2 Effective August 10, 2007, the Department of Labor (DOL) amended section 24.4(d)(2) to extend the time for filing objections and requesting a hearing from five business days to 30 days. See 29 C.F.R. § 24.106(a). The purpose of the extension was to make the regulation governing a request for a hearing more consistent with those implementing other whistleblower statutes. See 72 Fed. Reg. 44,959 (Aug. 10, 2007). Since Sysco's request for a hearing was filed on July 14, 2006, before the effective date of the new regulation, and DOL has not indicated that the new regulation should be applied retroactively, we will apply the regulation in effect at the time of Sysco's filing. See Ramos v.
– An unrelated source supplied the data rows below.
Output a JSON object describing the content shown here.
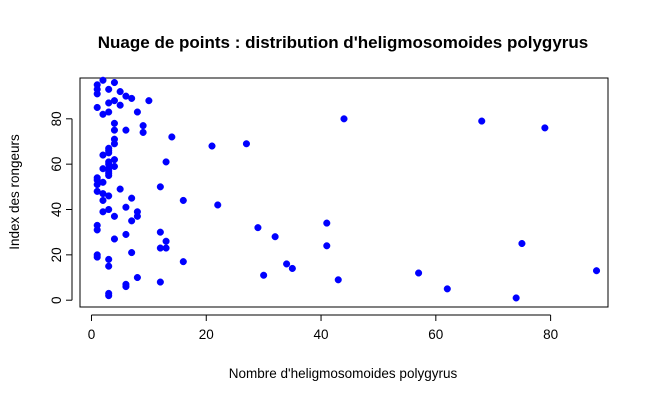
{
  "chart_data": {
    "type": "scatter",
    "title": "Nuage de points : distribution d'heligmosomoides polygyrus",
    "xlabel": "Nombre d'heligmosomoides polygyrus",
    "ylabel": "Index des rongeurs",
    "xlim": [
      -2,
      90
    ],
    "ylim": [
      -3,
      98
    ],
    "xticks": [
      0,
      20,
      40,
      60,
      80
    ],
    "yticks": [
      0,
      20,
      40,
      60,
      80
    ],
    "grid": false,
    "point_color": "#0000ff",
    "points": [
      [
        1,
        95
      ],
      [
        1,
        93
      ],
      [
        1,
        91
      ],
      [
        1,
        85
      ],
      [
        1,
        54
      ],
      [
        1,
        53
      ],
      [
        1,
        51
      ],
      [
        1,
        48
      ],
      [
        1,
        33
      ],
      [
        1,
        31
      ],
      [
        1,
        20
      ],
      [
        1,
        19
      ],
      [
        2,
        97
      ],
      [
        2,
        82
      ],
      [
        2,
        64
      ],
      [
        2,
        58
      ],
      [
        2,
        52
      ],
      [
        2,
        47
      ],
      [
        2,
        44
      ],
      [
        2,
        39
      ],
      [
        3,
        93
      ],
      [
        3,
        87
      ],
      [
        3,
        83
      ],
      [
        3,
        67
      ],
      [
        3,
        66
      ],
      [
        3,
        65
      ],
      [
        3,
        61
      ],
      [
        3,
        60
      ],
      [
        3,
        58
      ],
      [
        3,
        57
      ],
      [
        3,
        56
      ],
      [
        3,
        55
      ],
      [
        3,
        46
      ],
      [
        3,
        40
      ],
      [
        3,
        18
      ],
      [
        3,
        15
      ],
      [
        3,
        3
      ],
      [
        3,
        2
      ],
      [
        4,
        96
      ],
      [
        4,
        88
      ],
      [
        4,
        78
      ],
      [
        4,
        75
      ],
      [
        4,
        71
      ],
      [
        4,
        69
      ],
      [
        4,
        62
      ],
      [
        4,
        59
      ],
      [
        4,
        37
      ],
      [
        4,
        27
      ],
      [
        5,
        92
      ],
      [
        5,
        86
      ],
      [
        5,
        49
      ],
      [
        6,
        90
      ],
      [
        6,
        75
      ],
      [
        6,
        41
      ],
      [
        6,
        29
      ],
      [
        6,
        7
      ],
      [
        6,
        6
      ],
      [
        7,
        89
      ],
      [
        7,
        45
      ],
      [
        7,
        35
      ],
      [
        7,
        21
      ],
      [
        8,
        83
      ],
      [
        8,
        39
      ],
      [
        8,
        37
      ],
      [
        8,
        10
      ],
      [
        9,
        77
      ],
      [
        9,
        74
      ],
      [
        10,
        88
      ],
      [
        12,
        50
      ],
      [
        12,
        30
      ],
      [
        12,
        23
      ],
      [
        12,
        8
      ],
      [
        13,
        61
      ],
      [
        13,
        26
      ],
      [
        13,
        23
      ],
      [
        14,
        72
      ],
      [
        16,
        44
      ],
      [
        16,
        17
      ],
      [
        21,
        68
      ],
      [
        22,
        42
      ],
      [
        27,
        69
      ],
      [
        29,
        32
      ],
      [
        30,
        11
      ],
      [
        32,
        28
      ],
      [
        34,
        16
      ],
      [
        35,
        14
      ],
      [
        41,
        34
      ],
      [
        41,
        24
      ],
      [
        43,
        9
      ],
      [
        44,
        80
      ],
      [
        57,
        12
      ],
      [
        62,
        5
      ],
      [
        68,
        79
      ],
      [
        74,
        1
      ],
      [
        75,
        25
      ],
      [
        79,
        76
      ],
      [
        88,
        13
      ]
    ]
  }
}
Lee County School Bd., No. 2:04CV308FTM-33SPC, 2005 WL 2405832, at *3 n.4 (M.D. Fla. Sept. 29, 2005).
3 Section 24.4(d)(2) provides five business days in which to file a request for a hearing. 29 C.F.R. 24.4(d)(2). Attorney Borland received OSHA's findings on June 30, 2006. July 1-2 and July 8-9 were weekends, and July 4 was a holiday. Therefore, the fifth business day was July 10, 2006. Previously, the filing deadline in ERA whistleblower cases was five calendar days but that was changed on March 11, 1998, to five business days. 63 Fed. Reg. 6,622 (Feb. 9, 1998).